Ed and Lorraine Warren  were known for being America’s go-to experts in demonology and exorcism and were involved in the paranormal investigations behind “The Amityville Horror” and “Annabelle.” “The Demonologist” is part biography, part reference; it contains the stories of the Warrens’ most notable cases, as well as the ghost-hunting couple’s tips on what to do, should you find your house haunted. The two were also the subject of the 2013 film “The Conjuring.”

“Afterlife With Archie: Escape from Riverdale”
by Roberto Aguirre-Sacasa and Francesco Francavilla:

All is not well in Riverdale. A minor tragedy sparks the apocalypse and Archie has to fight to keep those he cares about from being claimed by the undead. Never in its 75-year history has the Archie franchise included so much gore in one of its comics. The first volume of the graphic novel series follows the gang as they struggle to escape the bloody husk of their beloved hometown, alive.

“Pet Sematary”
by Stephen King:

Stephen King has cranked out hundreds of bloody classics about everything from demonic clowns to haunted hotels. When Louis Creed’s daughter’s cat dies, he buries it in the town’s pet cemetery, misspelled as “sematary,” and, much to his relief, it comes back to life. After Louis’s three-year-old son tragically dies, he buries him in the cemetary, as well, and the boy comes back to life, but not as the same sweet boy he was.
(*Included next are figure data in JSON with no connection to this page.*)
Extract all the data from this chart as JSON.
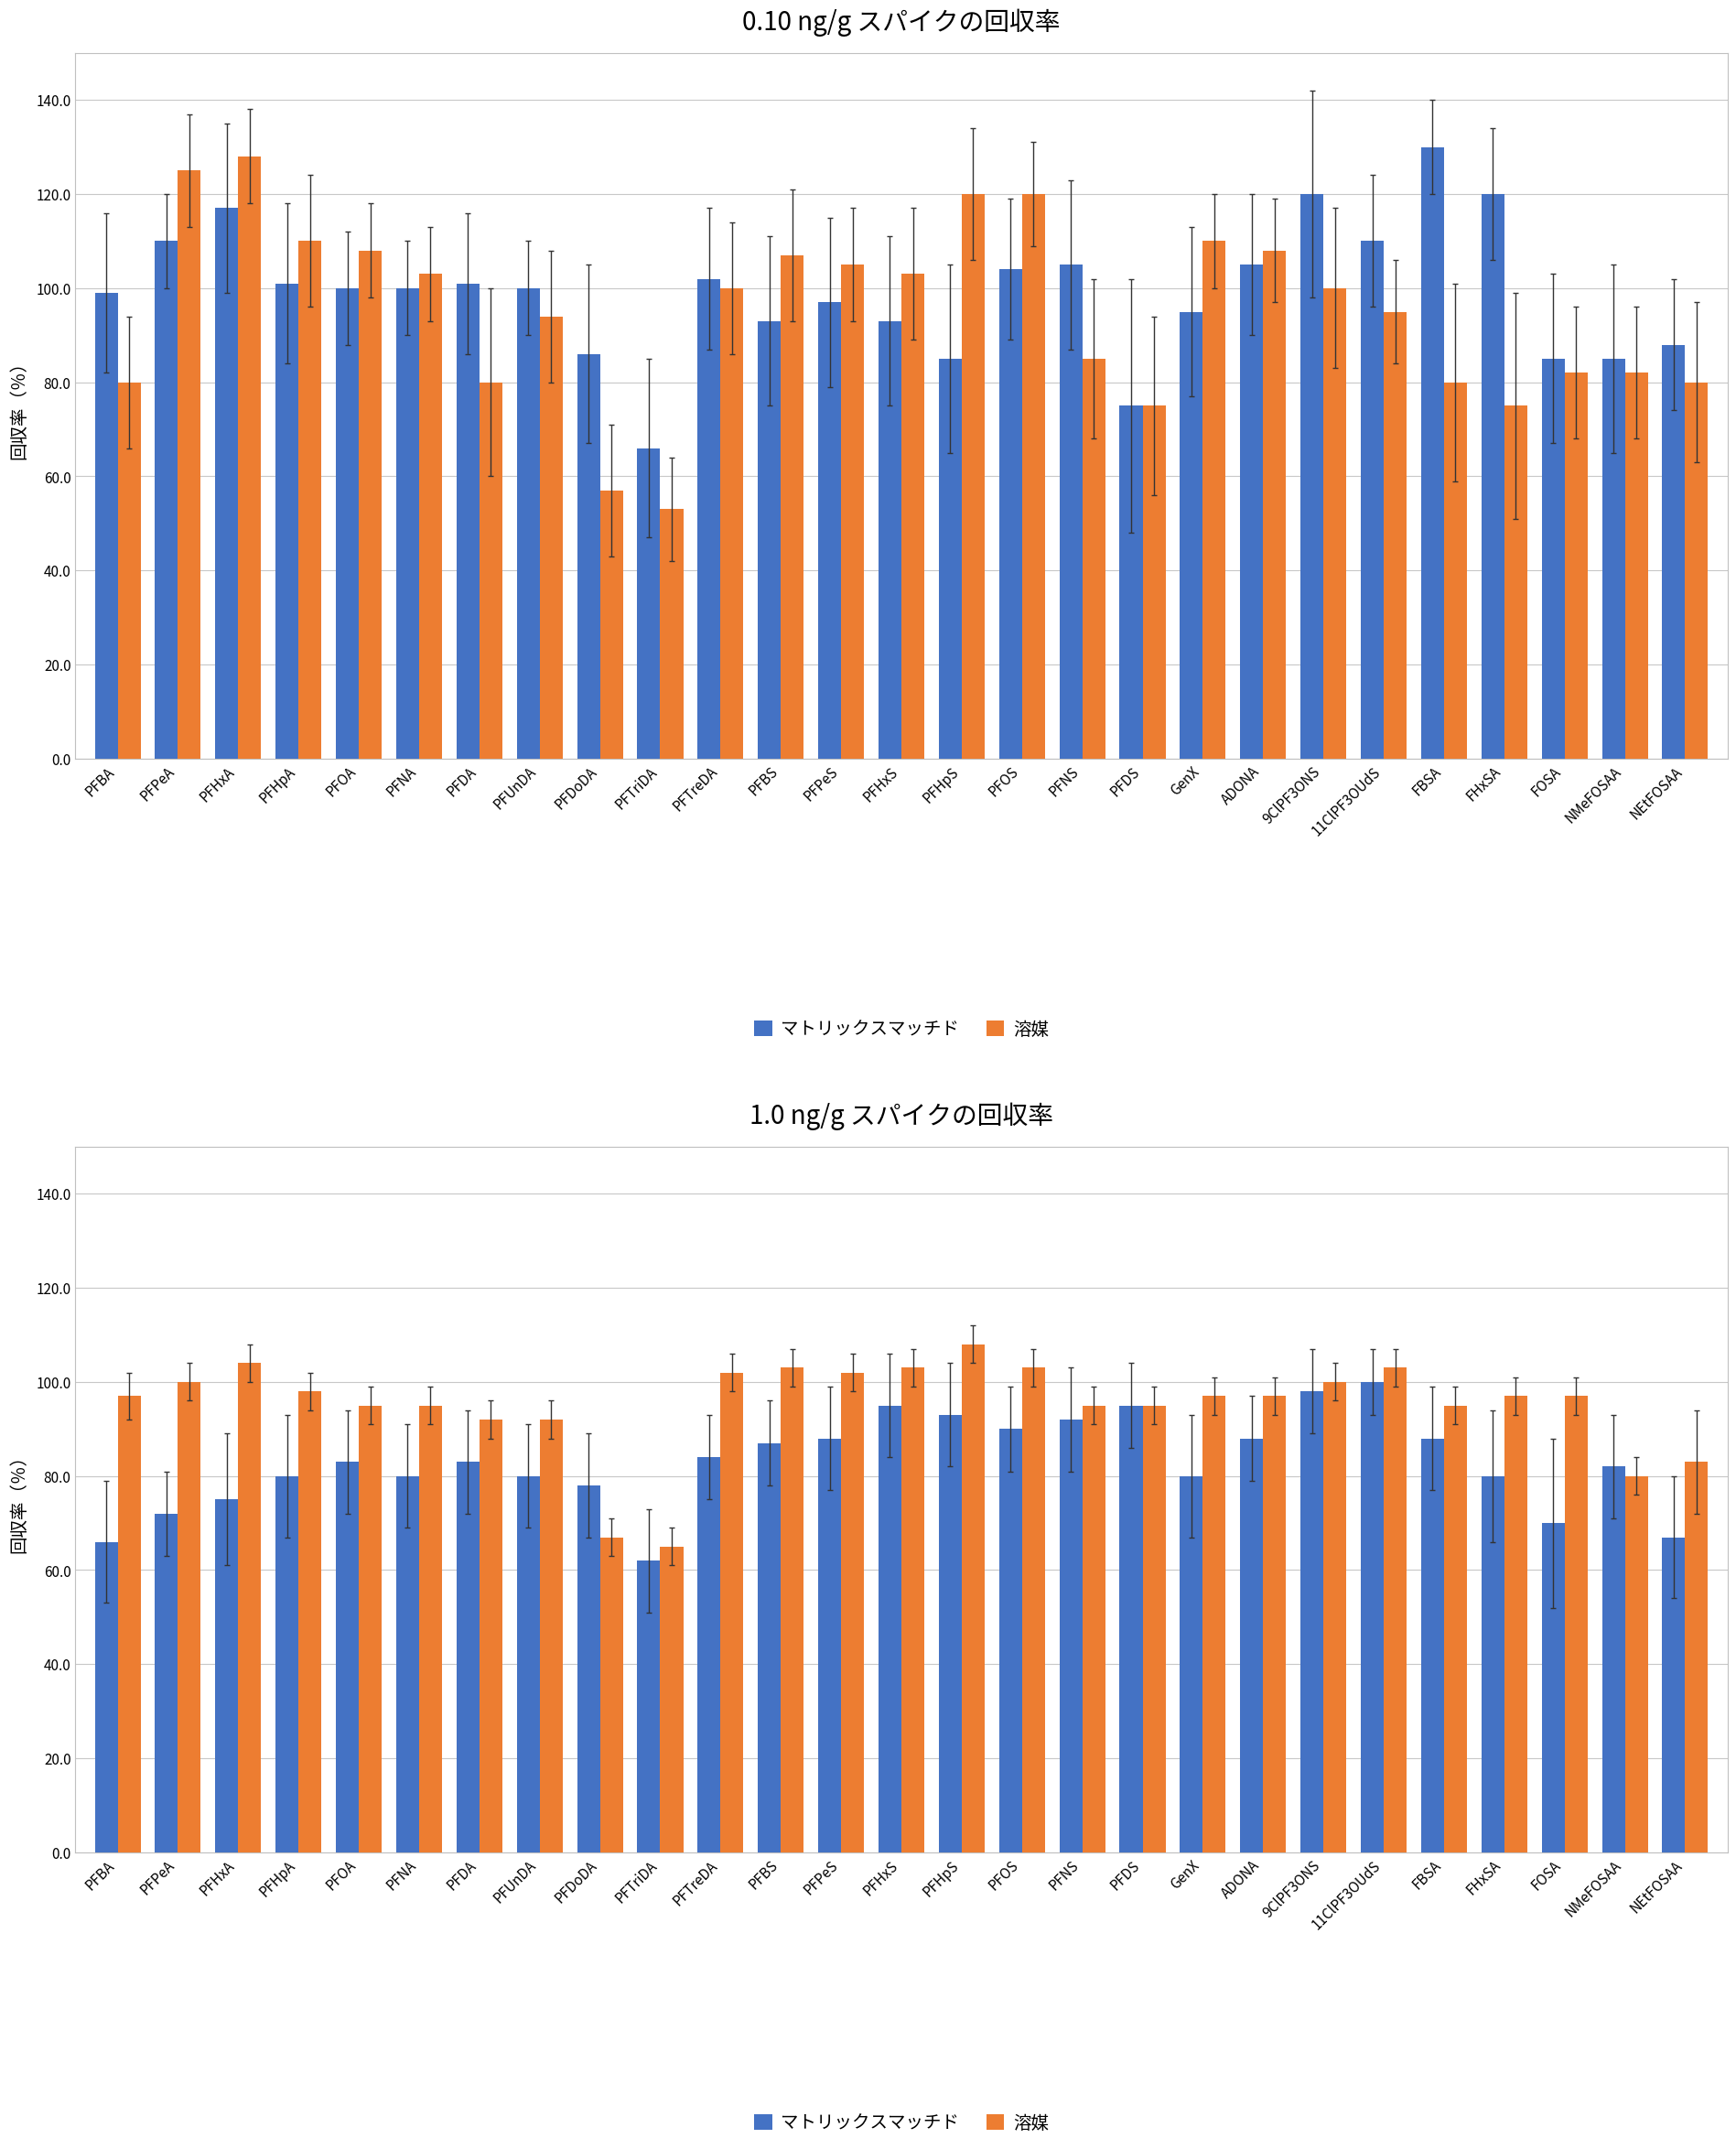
{
  "categories": [
    "PFBA",
    "PFPeA",
    "PFHxA",
    "PFHpA",
    "PFOA",
    "PFNA",
    "PFDA",
    "PFUnDA",
    "PFDoDA",
    "PFTriDA",
    "PFTreDA",
    "PFBS",
    "PFPeS",
    "PFHxS",
    "PFHpS",
    "PFOS",
    "PFNS",
    "PFDS",
    "GenX",
    "ADONA",
    "9ClPF3ONS",
    "11ClPF3OUdS",
    "FBSA",
    "FHxSA",
    "FOSA",
    "NMeFOSAA",
    "NEtFOSAA"
  ],
  "top_blue": [
    99,
    110,
    117,
    101,
    100,
    100,
    101,
    100,
    86,
    66,
    102,
    93,
    97,
    93,
    85,
    104,
    105,
    75,
    95,
    105,
    120,
    110,
    130,
    120,
    85,
    85,
    88
  ],
  "top_orange": [
    80,
    125,
    128,
    110,
    108,
    103,
    80,
    94,
    57,
    53,
    100,
    107,
    105,
    103,
    120,
    120,
    85,
    75,
    110,
    108,
    100,
    95,
    80,
    75,
    82,
    82,
    80
  ],
  "top_blue_err": [
    17,
    10,
    18,
    17,
    12,
    10,
    15,
    10,
    19,
    19,
    15,
    18,
    18,
    18,
    20,
    15,
    18,
    27,
    18,
    15,
    22,
    14,
    10,
    14,
    18,
    20,
    14
  ],
  "top_orange_err": [
    14,
    12,
    10,
    14,
    10,
    10,
    20,
    14,
    14,
    11,
    14,
    14,
    12,
    14,
    14,
    11,
    17,
    19,
    10,
    11,
    17,
    11,
    21,
    24,
    14,
    14,
    17
  ],
  "bot_blue": [
    66,
    72,
    75,
    80,
    83,
    80,
    83,
    80,
    78,
    62,
    84,
    87,
    88,
    95,
    93,
    90,
    92,
    95,
    80,
    88,
    98,
    100,
    88,
    80,
    70,
    82,
    67
  ],
  "bot_orange": [
    97,
    100,
    104,
    98,
    95,
    95,
    92,
    92,
    67,
    65,
    102,
    103,
    102,
    103,
    108,
    103,
    95,
    95,
    97,
    97,
    100,
    103,
    95,
    97,
    97,
    80,
    83
  ],
  "bot_blue_err": [
    13,
    9,
    14,
    13,
    11,
    11,
    11,
    11,
    11,
    11,
    9,
    9,
    11,
    11,
    11,
    9,
    11,
    9,
    13,
    9,
    9,
    7,
    11,
    14,
    18,
    11,
    13
  ],
  "bot_orange_err": [
    5,
    4,
    4,
    4,
    4,
    4,
    4,
    4,
    4,
    4,
    4,
    4,
    4,
    4,
    4,
    4,
    4,
    4,
    4,
    4,
    4,
    4,
    4,
    4,
    4,
    4,
    11
  ],
  "title_top": "0.10 ng/g スパイクの回収率",
  "title_bot": "1.0 ng/g スパイクの回収率",
  "ylabel": "回収率（％）",
  "legend_blue": "マトリックスマッチド",
  "legend_orange": "溶媒",
  "blue_color": "#4472C4",
  "orange_color": "#ED7D31",
  "bar_width": 0.38,
  "ylim": [
    0,
    150
  ],
  "yticks": [
    0.0,
    20.0,
    40.0,
    60.0,
    80.0,
    100.0,
    120.0,
    140.0
  ],
  "grid_color": "#C8C8C8",
  "background_color": "#FFFFFF",
  "title_fontsize": 20,
  "label_fontsize": 14,
  "tick_fontsize": 11,
  "legend_fontsize": 14
}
It’s a nightmare-provoking story filled with death and demons, perfect to read alone in the dead of night.

“The Graveyard Book”
by Neil Gaiman:

This spooky reimagining of The Jungle Book centers around Nobody Owens, a young boy who grew up in a graveyard, raised and cared for by its permanent inhabitants. “The Graveyard Book” is made up of short stories from Nobody’s childhood in the graveyard. The story is fantastical and whimsical but just creepy enough to warrant a spot on any Halloween reading list.

“The Turn of the Screw”
by Henry James:

This classic is a story within a story and has everything from ghastly figures at the window, to demonic little girls – or does it? A governess takes a job at a gloomy estate in Essex and slowly begins to unravel as she sees things that apparently no one else can. It’s a creepy psychological thriller that may leave its readers with more questions than answers, but it’s entertaining and perfect for Halloween nevertheless.  
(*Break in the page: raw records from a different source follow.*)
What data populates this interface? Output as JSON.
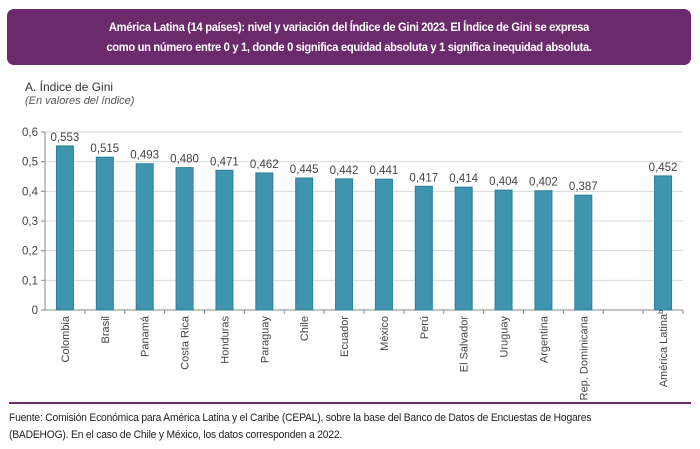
{
  "header": {
    "title_line1": "América Latina (14 países): nivel y variación del Índice de Gini 2023. El Índice de Gini se expresa",
    "title_line2": "como un número entre 0 y 1, donde 0 significa equidad absoluta y 1 significa inequidad absoluta."
  },
  "panel": {
    "title": "A. Índice de Gini",
    "subtitle": "(En valores del índice)"
  },
  "footer": {
    "source_line1": "Fuente: Comisión Económica para América Latina y el Caribe (CEPAL), sobre la base del Banco de Datos de Encuestas de Hogares",
    "source_line2": "(BADEHOG). En el caso de Chile y México, los datos corresponden a 2022."
  },
  "colors": {
    "bar": "#3f95b0",
    "bar_edge": "#2b7f99",
    "accent": "#6b2a6b",
    "grid": "#d9d9d9"
  },
  "chart_data": {
    "type": "bar",
    "title": "A. Índice de Gini",
    "subtitle": "(En valores del índice)",
    "xlabel": "",
    "ylabel": "",
    "ylim": [
      0,
      0.6
    ],
    "yticks": [
      0,
      0.1,
      0.2,
      0.3,
      0.4,
      0.5,
      0.6
    ],
    "ytick_labels": [
      "0",
      "0,1",
      "0,2",
      "0,3",
      "0,4",
      "0,5",
      "0,6"
    ],
    "grid": true,
    "categories": [
      "Colombia",
      "Brasil",
      "Panamá",
      "Costa Rica",
      "Honduras",
      "Paraguay",
      "Chile",
      "Ecuador",
      "México",
      "Perú",
      "El Salvador",
      "Uruguay",
      "Argentina",
      "Rep. Dominicana",
      "",
      "América Latina"
    ],
    "category_superscripts": [
      "",
      "",
      "",
      "",
      "",
      "",
      "",
      "",
      "",
      "",
      "",
      "",
      "",
      "",
      "",
      "b"
    ],
    "values": [
      0.553,
      0.515,
      0.493,
      0.48,
      0.471,
      0.462,
      0.445,
      0.442,
      0.441,
      0.417,
      0.414,
      0.404,
      0.402,
      0.387,
      null,
      0.452
    ],
    "value_labels": [
      "0,553",
      "0,515",
      "0,493",
      "0,480",
      "0,471",
      "0,462",
      "0,445",
      "0,442",
      "0,441",
      "0,417",
      "0,414",
      "0,404",
      "0,402",
      "0,387",
      "",
      "0,452"
    ]
  }
}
“Scary Stories to Read in the Dark”
by Alvin Schwartz:

Maybe it’s just the drawings, but something about this book is very unsettling. The anthology, written by Alvin Schwartz and illustrated by Stephen Gammell, collects creepy legends and folklore that have been scaring kids and adults alike since the 80s. The short stories are brief and scary, and just disturbing enough to warrant reading with an extra light on.